Une politique de détection lacunaire (...)
plus de 80 % des 183 personnes testées positives au centre pénitentiaire de Majicavo ne présentaient aucun symptôme de la maladie, faisant dire au Dr Geneviève Dennetière que s’il n’y « avait pas eu les quelques cas de fièvre » qui ont entraîné le dépistage de toute la population carcérale, « on serait passés totalement à côté » (...)

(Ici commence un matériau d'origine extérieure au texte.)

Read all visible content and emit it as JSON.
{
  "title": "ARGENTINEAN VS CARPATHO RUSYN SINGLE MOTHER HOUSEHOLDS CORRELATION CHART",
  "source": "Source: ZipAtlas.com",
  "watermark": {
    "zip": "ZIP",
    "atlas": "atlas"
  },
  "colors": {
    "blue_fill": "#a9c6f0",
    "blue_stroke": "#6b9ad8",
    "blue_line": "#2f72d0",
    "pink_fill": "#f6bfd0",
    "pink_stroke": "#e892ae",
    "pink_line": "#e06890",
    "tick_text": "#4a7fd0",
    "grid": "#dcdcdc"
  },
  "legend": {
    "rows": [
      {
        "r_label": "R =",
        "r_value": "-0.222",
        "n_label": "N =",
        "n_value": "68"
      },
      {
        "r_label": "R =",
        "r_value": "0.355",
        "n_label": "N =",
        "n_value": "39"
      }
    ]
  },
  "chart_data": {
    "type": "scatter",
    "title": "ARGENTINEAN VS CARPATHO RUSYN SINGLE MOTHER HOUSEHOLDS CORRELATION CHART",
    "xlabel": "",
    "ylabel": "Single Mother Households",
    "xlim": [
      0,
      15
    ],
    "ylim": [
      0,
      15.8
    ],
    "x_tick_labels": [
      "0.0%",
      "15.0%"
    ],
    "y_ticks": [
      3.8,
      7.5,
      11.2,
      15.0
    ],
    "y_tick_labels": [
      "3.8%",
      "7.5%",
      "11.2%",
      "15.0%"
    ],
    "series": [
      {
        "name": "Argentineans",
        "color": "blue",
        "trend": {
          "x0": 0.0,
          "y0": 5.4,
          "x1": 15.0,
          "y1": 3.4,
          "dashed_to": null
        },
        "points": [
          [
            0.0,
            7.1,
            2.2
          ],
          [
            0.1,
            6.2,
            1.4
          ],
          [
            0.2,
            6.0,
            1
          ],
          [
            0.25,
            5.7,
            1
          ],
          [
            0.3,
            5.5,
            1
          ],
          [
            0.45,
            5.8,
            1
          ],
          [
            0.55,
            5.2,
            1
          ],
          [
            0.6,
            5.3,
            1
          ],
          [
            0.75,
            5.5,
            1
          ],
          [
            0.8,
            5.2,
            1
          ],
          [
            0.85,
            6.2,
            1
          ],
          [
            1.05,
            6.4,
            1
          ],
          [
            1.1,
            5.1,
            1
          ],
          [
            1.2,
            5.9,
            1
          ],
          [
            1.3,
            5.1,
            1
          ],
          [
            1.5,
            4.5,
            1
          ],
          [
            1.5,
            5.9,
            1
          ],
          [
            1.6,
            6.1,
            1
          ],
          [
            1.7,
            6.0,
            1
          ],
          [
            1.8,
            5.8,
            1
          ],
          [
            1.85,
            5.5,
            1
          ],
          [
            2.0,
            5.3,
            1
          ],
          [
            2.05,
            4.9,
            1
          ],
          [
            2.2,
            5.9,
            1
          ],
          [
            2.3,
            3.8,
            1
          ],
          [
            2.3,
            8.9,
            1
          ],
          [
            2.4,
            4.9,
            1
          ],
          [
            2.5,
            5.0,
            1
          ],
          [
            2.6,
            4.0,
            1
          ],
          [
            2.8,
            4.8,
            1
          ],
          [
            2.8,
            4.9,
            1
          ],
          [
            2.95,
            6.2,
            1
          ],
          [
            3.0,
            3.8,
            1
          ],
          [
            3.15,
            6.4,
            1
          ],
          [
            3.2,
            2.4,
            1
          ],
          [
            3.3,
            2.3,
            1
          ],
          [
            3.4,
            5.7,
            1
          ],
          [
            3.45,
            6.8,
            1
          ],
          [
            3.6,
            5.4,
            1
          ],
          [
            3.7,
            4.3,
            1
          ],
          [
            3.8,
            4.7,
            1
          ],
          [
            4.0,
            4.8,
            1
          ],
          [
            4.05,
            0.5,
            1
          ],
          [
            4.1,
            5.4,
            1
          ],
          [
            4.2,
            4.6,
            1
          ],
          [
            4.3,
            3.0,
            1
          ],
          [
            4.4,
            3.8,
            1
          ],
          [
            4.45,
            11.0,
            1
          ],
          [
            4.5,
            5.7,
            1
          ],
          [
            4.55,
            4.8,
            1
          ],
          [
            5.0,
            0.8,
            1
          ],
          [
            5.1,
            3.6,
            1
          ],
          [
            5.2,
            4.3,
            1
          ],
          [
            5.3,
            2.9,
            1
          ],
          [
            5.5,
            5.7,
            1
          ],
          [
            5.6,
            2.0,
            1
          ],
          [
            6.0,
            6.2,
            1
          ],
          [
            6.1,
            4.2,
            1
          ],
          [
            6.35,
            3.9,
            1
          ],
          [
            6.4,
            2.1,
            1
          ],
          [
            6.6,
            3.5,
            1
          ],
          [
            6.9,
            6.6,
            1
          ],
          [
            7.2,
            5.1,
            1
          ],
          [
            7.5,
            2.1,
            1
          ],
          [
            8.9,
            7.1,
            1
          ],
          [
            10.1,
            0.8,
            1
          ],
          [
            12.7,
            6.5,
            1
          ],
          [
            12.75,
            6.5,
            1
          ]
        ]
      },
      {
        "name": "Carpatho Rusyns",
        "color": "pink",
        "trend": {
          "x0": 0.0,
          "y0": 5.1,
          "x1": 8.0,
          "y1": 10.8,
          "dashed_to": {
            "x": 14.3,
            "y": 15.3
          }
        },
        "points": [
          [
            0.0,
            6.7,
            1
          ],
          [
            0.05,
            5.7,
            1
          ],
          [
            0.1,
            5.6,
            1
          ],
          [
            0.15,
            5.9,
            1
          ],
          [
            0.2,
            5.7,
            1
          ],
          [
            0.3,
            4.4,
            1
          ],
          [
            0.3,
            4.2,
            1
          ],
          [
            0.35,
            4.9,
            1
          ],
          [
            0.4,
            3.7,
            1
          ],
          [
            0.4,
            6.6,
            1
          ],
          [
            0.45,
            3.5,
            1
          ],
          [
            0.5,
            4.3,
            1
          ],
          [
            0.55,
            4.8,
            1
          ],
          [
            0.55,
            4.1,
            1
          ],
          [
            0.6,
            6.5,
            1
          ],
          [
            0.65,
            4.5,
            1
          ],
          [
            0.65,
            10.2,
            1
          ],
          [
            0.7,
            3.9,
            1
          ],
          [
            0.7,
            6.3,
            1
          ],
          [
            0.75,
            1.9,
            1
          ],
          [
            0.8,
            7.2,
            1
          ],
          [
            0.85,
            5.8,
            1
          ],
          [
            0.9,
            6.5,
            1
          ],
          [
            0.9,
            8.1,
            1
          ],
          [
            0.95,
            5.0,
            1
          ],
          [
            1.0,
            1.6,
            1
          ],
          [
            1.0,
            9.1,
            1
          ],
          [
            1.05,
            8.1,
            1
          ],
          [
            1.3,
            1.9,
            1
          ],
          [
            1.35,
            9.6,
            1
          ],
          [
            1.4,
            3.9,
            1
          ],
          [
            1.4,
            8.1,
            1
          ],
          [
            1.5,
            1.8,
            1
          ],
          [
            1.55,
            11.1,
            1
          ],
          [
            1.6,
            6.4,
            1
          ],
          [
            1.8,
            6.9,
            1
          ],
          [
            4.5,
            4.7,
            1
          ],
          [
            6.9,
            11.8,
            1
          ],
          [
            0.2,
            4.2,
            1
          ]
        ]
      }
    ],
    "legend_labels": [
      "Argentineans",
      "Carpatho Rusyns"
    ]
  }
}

L’impossible respect des gestes barrières
C’est avec l’instauration du confinement mi-mars qu’ont été adoptées des mesures visant à restreindre les circulations entre extérieur et intérieur des prisons ainsi que les mouvements internes, afin de limiter le risque d’entrée et de circulation du Covid-19 en détention. À partir du 18 mars(8), les parloirs sont suspendus, tout comme les transferts de personnes détenues, à l’exception de ceux prononcés pour des motifs « d’ordre et de sécurité ». Pour se prémunir du risque d’intrusion du virus, un confinement sanitaire de quatorze jours peut en outre être imposé à titre préventif aux nouveaux arrivants. Sont également suspendues toutes les activités socio-culturelles, d’enseignement et de travail (à l’exception du service général) ainsi que les cultes et les activités sportives en espace confiné. (...)
Or, si l’on en croit le tribunal administratif de Mayotte, toutes ces mesures et précautions étaient effectivement mises en œuvre à la prison de Majicavo. Alors que les parloirs n’avaient, dans cette prison, pas encore repris début juin, il faut donc en déduire que cette accumulation de mesures n’offrait pas une protection totale. (...)

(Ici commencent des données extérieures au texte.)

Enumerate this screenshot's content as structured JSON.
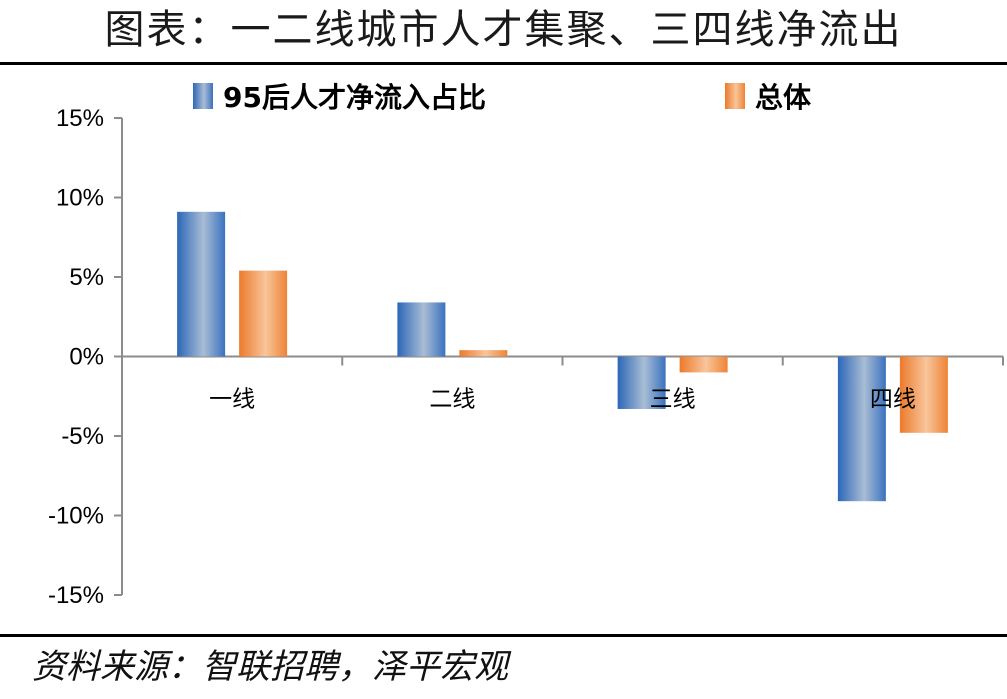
{
  "header": {
    "title": "图表：一二线城市人才集聚、三四线净流出"
  },
  "footer": {
    "source": "资料来源：智联招聘，泽平宏观"
  },
  "colors": {
    "series1": "#4a7fc0",
    "series2": "#f08a3c"
  },
  "chart_data": {
    "type": "bar",
    "categories": [
      "一线",
      "二线",
      "三线",
      "四线"
    ],
    "series": [
      {
        "name": "95后人才净流入占比",
        "values": [
          9.1,
          3.4,
          -3.3,
          -9.1
        ]
      },
      {
        "name": "总体",
        "values": [
          5.4,
          0.4,
          -1.0,
          -4.8
        ]
      }
    ],
    "ylim": [
      -15,
      15
    ],
    "yticks": [
      15,
      10,
      5,
      0,
      -5,
      -10,
      -15
    ],
    "ytick_labels": [
      "15%",
      "10%",
      "5%",
      "0%",
      "-5%",
      "-10%",
      "-15%"
    ],
    "legend_position": "top",
    "grid": false
  }
}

Si tant est que la surpopulation qui affecte toujours certains établissements ne le rende pas matériellement impossible, le cloisonnement entre groupes de personnes incarcérées n’est pas non plus infaillible. (...)
Enfin, alors qu’elle était contrainte par le Conseil d’État de fournir un masque de protection aux personnes incarcérées se rendant à un parloir avocat, une commission de discipline ou à un entretien avec un conseiller pénitentiaire d’insertion et de probation(10), l’Administration pénitentiaire s’est opposée au port généralisé du masque pour les détenus, au prétexte notamment de contraintes de sécurité. Et ce avec l’assentiment du juge administratif, même dans le cas d’un détenu atteint d’une pathologie l’exposant à de graves complications en cas de contamination par le Covid-19(11). (...)
En ne se donnant pas les moyens d’atteindre l’encellulement individuel et en refusant de mettre des masques à disposition de la population carcérale, les pouvoirs publics ont joué à la roulette russe avec la santé des personnes incarcérées. Ainsi, ce n’est pas la découverte d’un cluster géant au sein de la prison mahoraise qui doit susciter l’étonnement. Mais bien le fait qu’il ait été le seul. (...)
alors que l’Association des professionnels de santé exerçant en prison, Médecins du Monde et l’OIP rappelaient le 12 mai dans un communiqué commun que « le droit de porter un masque doit être le même de chaque côté des murs », l’accès au masque n’était toujours pas autorisé aux détenus dans les espaces partagés. Et ce alors même que l’approvisionnement n’est plus un problème.